- Russian: Никогда
- Directed by: Vladimir Dyachenko; Pyotr Todorovsky;
- Written by: Grigori Pozhenyan
- Starring: Yevgeny Yevstigneyev; Pyotr Gorin; Yevgeny Grigorev; Stanislav Khitrov; Ninel Myshkova;
- Cinematography: Pyotr Todorovskiy
- Edited by: Valentina Mironova
- Music by: Oleg Karavaychuk
- Production company: Odesa Film Studio
- Release date: 1962;
- Running time: 90 minutes
- Country: Soviet Union
- Language: Russian

= Nevermore (1962 film) =

Nevermore (Никогда) is a 1962 Soviet drama film directed by Vladimir Dyachenko and Pyotr Todorovsky.

==Plot==
The story centers on a new director, Aleksin, who arrives at a major shipbuilding factory from Leningrad. He is a competent, intelligent, and principled man, but he is also rigid, cold, and seemingly devoid of emotion, focused solely on work and discipline. His uncompromising methods and strict adherence to order lead to conflict with the factory workers. Aleksin's management style, which emphasizes the worker's role over their personal identity, alienates those around him. For example, a hardworking but undisciplined young employee, fired by Aleksin, struggles deeply with the loss, while another worker resents being forced to stand at attention while speaking with the director, exclaiming, "Am I in the army or what?!"
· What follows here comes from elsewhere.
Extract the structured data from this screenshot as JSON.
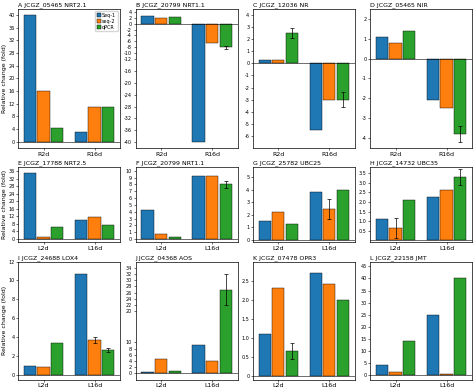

As Aleksin's interactions with the staff become increasingly strained, a sense of isolation envelops him. Despite his attempts to improve relationships, he is met with hostility and indifference. In one scene, he tries to have a heartfelt conversation with his secretary, only for her to quietly leave the room while he remains oblivious, continuing his monologue into empty space. During a wedding scene, Aleksin unexpectedly attends, and his entrance is met with complete silence from the guests, after which he demonstrates an unusual talent for playing the forks. The film also explores Aleksin's relationship with his wife, where even with the woman he loves, he remains emotionally distant, unable to communicate openly. The story culminates with the launch of a ship, accompanied by a celebration of the factory workers, where Alexin remains a solitary figure, disconnected from the joy around him.

== Cast ==
- Yevgeny Yevstigneyev as Alexander Aleksin, new director shipyard
- Pyotr Gorin as Fyodor Shanko
- Ninel Myshkova as Irina, wife Aleksin
- Yevgeny Grigorev as Garpischenko
- Stanislav Khitrov as Melnitsky
- Yevgeny Lavrovsky as Dolina
- Leonid Parkhomenko as Shcherbak
- Mariya Lvova as Inna
- Valentina Vladimirova as Masha
- Valery Nosik as Nitochkin

==Critical response==
Sergey Kudryavtsev noted in his review that "Todorovsky's film lacks excessive fervor and maximalist pathos—for example, unlike a number of "anti-authority" scenes in Marlen Khutsiev's film "I Am Twenty", which was being produced simultaneously". In 2023, Zavtra newspaper columnist Galina Ivankina wrote: "What's wrong with the director? Isn't he sensitive? Doesn't he understand the situation when such an entry is the beginning of the degradation of the entire process? Such an Aleksin can't have favorites, and it's precisely 'his people,' as a species, who ultimately destroyed the Soviet world".